The world from which I had run followed me here.
The land itself has been violated. Within a year, a cell tower rose from a cornfield, less than a mile from my home. A massive electrical transformer followed. Fertile ground has been surrendered to solar fields. Drive south, and the horizon is pierced by the thousands of blinking red lights of wind turbines, standing like warning beacons. The night no longer belongs to the stars.
What was once considered indispensable agricultural land is now treated as expendable surface area for infrastructure. Under the guise of progress, the land is being carved apart, repurposed, and consumed.
Rural America is in danger.
Agricultural traditions are collapsing. Land meant to grow food and sustain life is shrinking. Cost rises while wages stagnate. When the farms fail, corporations will seize what remains. They will convert the living landscape into a dead zone of concrete, steel, and data.
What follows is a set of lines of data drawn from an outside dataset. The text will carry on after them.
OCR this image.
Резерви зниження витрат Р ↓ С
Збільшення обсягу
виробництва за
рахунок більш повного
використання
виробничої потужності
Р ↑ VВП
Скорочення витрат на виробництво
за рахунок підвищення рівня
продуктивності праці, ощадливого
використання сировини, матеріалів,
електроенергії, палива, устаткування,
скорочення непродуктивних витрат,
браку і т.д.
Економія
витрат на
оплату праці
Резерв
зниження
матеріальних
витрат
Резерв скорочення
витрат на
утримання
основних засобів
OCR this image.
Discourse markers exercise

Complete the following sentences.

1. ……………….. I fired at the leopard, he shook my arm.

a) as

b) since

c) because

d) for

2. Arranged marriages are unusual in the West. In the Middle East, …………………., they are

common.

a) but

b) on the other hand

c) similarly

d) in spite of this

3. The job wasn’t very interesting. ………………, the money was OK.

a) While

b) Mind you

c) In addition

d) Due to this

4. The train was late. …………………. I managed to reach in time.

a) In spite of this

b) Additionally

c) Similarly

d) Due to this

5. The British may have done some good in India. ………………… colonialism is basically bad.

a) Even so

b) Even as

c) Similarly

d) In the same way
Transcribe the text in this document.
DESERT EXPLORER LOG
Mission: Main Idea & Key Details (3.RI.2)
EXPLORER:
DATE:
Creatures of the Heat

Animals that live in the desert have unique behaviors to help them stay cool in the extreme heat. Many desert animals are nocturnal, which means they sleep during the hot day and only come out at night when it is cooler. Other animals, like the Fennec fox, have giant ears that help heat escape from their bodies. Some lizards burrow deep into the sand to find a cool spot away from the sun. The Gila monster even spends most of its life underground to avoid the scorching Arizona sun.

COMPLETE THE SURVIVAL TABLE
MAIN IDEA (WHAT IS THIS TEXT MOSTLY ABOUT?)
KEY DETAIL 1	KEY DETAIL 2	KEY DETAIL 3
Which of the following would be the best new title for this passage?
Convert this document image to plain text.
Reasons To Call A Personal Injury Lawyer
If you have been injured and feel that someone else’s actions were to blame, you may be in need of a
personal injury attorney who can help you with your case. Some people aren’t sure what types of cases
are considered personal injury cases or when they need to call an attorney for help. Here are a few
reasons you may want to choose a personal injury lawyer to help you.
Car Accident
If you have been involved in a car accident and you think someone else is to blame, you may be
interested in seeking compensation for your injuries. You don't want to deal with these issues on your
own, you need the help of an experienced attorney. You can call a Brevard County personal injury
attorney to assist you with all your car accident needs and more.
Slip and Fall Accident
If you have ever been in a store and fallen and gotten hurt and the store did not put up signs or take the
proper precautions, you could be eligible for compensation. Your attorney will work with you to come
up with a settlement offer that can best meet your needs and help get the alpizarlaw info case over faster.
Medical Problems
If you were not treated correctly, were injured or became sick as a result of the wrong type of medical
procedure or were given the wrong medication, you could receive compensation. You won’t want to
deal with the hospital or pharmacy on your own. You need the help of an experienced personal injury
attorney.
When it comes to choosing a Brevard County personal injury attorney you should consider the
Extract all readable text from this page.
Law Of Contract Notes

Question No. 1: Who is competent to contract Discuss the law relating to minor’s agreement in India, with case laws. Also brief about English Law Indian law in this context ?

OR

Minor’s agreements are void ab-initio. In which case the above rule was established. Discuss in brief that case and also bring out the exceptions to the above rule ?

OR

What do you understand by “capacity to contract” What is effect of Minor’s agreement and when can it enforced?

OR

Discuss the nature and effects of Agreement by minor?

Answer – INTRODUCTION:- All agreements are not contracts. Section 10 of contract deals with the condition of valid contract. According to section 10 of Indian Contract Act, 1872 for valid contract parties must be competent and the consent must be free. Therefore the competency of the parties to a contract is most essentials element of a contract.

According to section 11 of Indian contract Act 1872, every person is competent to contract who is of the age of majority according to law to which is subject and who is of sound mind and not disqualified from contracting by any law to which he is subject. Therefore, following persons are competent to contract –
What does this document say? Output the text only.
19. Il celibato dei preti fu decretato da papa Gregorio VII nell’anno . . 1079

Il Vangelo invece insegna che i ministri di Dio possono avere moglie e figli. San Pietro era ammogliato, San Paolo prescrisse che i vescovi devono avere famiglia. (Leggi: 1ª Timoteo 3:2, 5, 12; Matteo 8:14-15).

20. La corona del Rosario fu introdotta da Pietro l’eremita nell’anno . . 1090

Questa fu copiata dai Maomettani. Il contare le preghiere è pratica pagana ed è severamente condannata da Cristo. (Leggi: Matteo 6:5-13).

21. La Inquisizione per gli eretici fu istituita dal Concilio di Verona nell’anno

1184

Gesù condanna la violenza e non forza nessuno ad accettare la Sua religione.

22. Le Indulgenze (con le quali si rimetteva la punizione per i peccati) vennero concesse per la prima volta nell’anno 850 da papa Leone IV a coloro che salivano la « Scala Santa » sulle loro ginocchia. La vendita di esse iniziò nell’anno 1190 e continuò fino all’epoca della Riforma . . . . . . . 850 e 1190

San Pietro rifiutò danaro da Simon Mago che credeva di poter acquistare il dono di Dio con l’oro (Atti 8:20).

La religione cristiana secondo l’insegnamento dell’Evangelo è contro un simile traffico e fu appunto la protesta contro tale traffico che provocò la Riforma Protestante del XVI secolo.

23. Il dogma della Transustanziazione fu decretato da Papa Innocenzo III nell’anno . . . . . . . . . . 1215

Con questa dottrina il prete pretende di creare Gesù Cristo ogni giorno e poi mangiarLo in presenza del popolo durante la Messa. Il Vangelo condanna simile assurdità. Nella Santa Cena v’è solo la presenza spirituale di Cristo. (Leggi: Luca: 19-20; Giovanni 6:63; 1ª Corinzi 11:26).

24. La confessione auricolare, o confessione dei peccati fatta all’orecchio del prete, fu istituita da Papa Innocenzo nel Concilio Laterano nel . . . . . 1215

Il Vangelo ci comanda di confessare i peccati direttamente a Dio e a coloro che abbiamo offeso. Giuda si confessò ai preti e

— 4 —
Thousands of acres are already being rezoned for data centers. These structures will poison the soil, contaminate the water, and pollute the air. Industrial haze will dim the sun. Wildlife will be displaced. The illusion of efficiency will come at the cost of life itself.
Humans were not designed to live divorced from the natural world. When we surrender entirely to technological dominance, we will not evolve. We will become cogs in the machine that is the system that claims to sustain us, while it systematically destroys us, and everything that it touches.
Moonflower remembers what was taken.
He stands as a record of loss.
He refuses erasure.
This work is not decorative.
It is a warning.
Moonflower: Earth Remembered was once a sunflower.
He stood in clean water, breathed fresh air, rooted himself in rich soil, and turned his face freely toward the sun.
That was a long time ago.
As cities spread and the land hardened, he changed.
His color faded.
His yellow leaves darkened.
His once cheerful eyes grew desolate and forlorn.
Deep red lines appeared across his surface.
They are the marks of undeserved apathy and destruction.
He remembers what the world once was.
Before.
This sculptural fiber work speaks to environmental loss, collective neglect, and the quiet endurance of nature. Though altered, Moonflower remains. He has existed for millennia. He has borne witness. He holds memory. Even in the darkest of times, he refuses to disappear.